The Future Is Now Roundtable Session: These sessions are for pre-service (graduate and undergraduate) teacher candidates to share their work. Each presenter will be paired with one or two others on a related topic and each presenter will have 10 to 15 minutes to share their work. This may be findings from field experience in the classroom or a research paper/project for a class or capstone course. These can be submitted now if a professor and pre-service teacher have a project in mind, but they may also be submitted in September 2025 once the fall semester begins.
Specialty Group Focus:
National Writing Project
Pennsylvania Department of Education (PDE)
Pennsylvania State Education Association (PSEA)

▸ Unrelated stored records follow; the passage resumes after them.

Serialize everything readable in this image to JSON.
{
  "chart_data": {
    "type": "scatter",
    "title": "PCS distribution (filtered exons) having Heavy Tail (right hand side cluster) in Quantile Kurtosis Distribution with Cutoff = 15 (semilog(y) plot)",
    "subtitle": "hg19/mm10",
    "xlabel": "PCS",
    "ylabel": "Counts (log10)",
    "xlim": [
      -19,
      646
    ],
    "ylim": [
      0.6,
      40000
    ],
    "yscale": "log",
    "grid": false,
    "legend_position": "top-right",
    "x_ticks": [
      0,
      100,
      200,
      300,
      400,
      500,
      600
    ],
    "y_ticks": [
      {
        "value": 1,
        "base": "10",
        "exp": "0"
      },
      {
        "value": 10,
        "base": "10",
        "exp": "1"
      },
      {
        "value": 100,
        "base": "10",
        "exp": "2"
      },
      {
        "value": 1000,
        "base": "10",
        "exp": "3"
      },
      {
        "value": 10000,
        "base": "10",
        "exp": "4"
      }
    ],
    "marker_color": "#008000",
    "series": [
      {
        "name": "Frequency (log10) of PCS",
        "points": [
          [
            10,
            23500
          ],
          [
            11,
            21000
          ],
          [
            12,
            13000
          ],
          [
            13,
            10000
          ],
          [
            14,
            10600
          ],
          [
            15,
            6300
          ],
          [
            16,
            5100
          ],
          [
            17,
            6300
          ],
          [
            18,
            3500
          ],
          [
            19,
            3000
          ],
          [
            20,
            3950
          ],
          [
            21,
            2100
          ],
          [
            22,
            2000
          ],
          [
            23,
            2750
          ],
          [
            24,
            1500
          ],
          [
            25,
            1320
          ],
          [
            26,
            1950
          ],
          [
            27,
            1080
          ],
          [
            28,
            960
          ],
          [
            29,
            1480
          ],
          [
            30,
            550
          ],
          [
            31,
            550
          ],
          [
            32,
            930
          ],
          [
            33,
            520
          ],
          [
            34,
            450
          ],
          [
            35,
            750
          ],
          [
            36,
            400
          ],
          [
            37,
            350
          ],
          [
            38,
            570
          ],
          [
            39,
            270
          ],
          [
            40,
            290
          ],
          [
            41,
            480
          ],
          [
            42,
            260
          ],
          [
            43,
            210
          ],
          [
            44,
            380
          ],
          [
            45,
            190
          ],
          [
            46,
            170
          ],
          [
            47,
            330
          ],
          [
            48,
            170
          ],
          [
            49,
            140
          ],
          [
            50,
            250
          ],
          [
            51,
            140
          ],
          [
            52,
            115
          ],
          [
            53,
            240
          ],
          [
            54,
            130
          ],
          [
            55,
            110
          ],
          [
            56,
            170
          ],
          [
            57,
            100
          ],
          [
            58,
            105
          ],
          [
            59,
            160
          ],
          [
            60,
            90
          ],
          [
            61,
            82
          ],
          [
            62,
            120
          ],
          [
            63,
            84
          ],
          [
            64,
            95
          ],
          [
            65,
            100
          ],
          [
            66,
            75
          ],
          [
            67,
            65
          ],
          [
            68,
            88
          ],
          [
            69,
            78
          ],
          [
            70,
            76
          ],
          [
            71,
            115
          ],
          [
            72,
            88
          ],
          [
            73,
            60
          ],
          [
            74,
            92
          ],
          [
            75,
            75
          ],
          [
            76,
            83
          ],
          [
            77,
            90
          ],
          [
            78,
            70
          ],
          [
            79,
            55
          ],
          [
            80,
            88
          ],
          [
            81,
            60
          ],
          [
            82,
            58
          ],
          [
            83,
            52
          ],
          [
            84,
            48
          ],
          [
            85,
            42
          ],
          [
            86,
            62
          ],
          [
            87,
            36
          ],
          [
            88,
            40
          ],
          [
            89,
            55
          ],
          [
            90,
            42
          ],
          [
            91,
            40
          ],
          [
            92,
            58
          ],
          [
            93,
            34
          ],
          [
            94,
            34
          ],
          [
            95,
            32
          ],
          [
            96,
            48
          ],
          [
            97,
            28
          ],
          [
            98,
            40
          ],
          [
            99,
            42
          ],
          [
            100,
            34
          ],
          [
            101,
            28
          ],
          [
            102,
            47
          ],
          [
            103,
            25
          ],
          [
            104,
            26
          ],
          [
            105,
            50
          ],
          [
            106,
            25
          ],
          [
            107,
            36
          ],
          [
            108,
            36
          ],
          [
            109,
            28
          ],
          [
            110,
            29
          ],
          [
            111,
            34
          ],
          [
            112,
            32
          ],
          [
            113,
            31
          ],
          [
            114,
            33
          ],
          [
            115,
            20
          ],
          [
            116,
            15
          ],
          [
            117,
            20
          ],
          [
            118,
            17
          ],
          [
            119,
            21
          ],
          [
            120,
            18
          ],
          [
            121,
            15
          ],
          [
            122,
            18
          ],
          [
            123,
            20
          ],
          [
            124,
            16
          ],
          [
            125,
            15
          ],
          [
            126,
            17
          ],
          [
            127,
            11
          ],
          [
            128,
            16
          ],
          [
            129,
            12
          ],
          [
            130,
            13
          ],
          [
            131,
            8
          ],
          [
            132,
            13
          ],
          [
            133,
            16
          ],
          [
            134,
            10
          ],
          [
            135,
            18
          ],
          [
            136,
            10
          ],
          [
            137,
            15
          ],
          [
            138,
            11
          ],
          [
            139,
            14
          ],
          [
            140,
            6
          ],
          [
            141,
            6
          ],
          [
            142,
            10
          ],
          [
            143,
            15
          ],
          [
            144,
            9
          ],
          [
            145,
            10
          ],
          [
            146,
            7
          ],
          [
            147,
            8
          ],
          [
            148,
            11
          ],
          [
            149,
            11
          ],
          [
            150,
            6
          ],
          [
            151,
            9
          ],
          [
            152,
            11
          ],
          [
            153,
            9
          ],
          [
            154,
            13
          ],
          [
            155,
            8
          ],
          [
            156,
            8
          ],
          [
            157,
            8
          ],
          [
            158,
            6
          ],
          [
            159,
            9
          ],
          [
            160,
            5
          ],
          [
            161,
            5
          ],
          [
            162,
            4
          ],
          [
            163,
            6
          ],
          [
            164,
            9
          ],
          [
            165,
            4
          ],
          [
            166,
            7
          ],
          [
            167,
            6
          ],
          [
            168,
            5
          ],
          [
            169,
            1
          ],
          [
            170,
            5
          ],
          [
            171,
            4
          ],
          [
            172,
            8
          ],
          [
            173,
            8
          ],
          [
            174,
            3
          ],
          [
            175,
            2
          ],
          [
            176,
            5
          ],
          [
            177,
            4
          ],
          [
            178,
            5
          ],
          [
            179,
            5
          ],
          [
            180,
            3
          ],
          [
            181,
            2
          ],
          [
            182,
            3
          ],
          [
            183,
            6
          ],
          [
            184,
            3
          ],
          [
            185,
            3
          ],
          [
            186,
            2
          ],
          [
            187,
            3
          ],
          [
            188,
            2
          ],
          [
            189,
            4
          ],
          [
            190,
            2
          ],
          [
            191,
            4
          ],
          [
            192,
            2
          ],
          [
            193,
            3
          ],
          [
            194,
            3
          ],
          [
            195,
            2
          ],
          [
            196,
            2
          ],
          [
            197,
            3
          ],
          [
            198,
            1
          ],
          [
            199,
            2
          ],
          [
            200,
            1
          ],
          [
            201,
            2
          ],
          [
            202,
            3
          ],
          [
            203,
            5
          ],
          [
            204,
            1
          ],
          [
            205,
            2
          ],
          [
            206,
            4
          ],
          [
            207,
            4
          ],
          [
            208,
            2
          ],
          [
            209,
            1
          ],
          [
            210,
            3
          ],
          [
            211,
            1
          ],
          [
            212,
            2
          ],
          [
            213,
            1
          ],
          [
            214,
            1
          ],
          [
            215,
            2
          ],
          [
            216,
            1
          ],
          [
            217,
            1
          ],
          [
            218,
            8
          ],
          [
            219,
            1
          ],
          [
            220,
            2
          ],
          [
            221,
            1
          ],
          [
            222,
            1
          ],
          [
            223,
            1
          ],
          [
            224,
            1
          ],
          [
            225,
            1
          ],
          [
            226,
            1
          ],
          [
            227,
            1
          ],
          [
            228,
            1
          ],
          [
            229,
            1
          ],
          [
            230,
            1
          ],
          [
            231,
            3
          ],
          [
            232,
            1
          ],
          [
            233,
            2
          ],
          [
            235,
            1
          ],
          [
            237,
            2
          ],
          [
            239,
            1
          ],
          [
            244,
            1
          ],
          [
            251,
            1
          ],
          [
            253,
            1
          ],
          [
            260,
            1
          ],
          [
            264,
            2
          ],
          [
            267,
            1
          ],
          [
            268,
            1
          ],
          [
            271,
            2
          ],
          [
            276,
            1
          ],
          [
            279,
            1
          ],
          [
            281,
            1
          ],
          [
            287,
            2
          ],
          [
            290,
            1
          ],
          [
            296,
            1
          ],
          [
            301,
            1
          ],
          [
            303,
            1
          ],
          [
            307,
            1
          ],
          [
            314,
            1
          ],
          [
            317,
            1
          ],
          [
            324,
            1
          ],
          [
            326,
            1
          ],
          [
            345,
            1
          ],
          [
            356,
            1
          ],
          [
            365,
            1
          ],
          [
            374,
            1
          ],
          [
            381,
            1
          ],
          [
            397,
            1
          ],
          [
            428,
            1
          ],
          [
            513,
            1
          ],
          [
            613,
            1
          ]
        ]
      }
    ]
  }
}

Kappa Delta Pi (KDP) Honor Society
Deadline: March 15, 2025
Registration: As per the National Council of Teachers of English (NCTE) policy, all in-person presenters must register and pay conference fees. Acceptance of a proposal does not offer a reduced or waived registration fee.
Mission Statement
The mission of the 2025 PCTELA conference is to support and encourage educators as they explore and learn about effective practices that inspire students to wonder and delve more deeply into a diverse world of texts, perspectives, and multimodal literacy experiences. We seek to provide a safe space for educators of all backgrounds to collaborate, explore, and return home from this journey as empowered leaders within their own school and community. As an affiliate of the National Council of Teachers of English (NCTE), we follow NCTE’s Mutual Respect and Anti-Harassment Policy.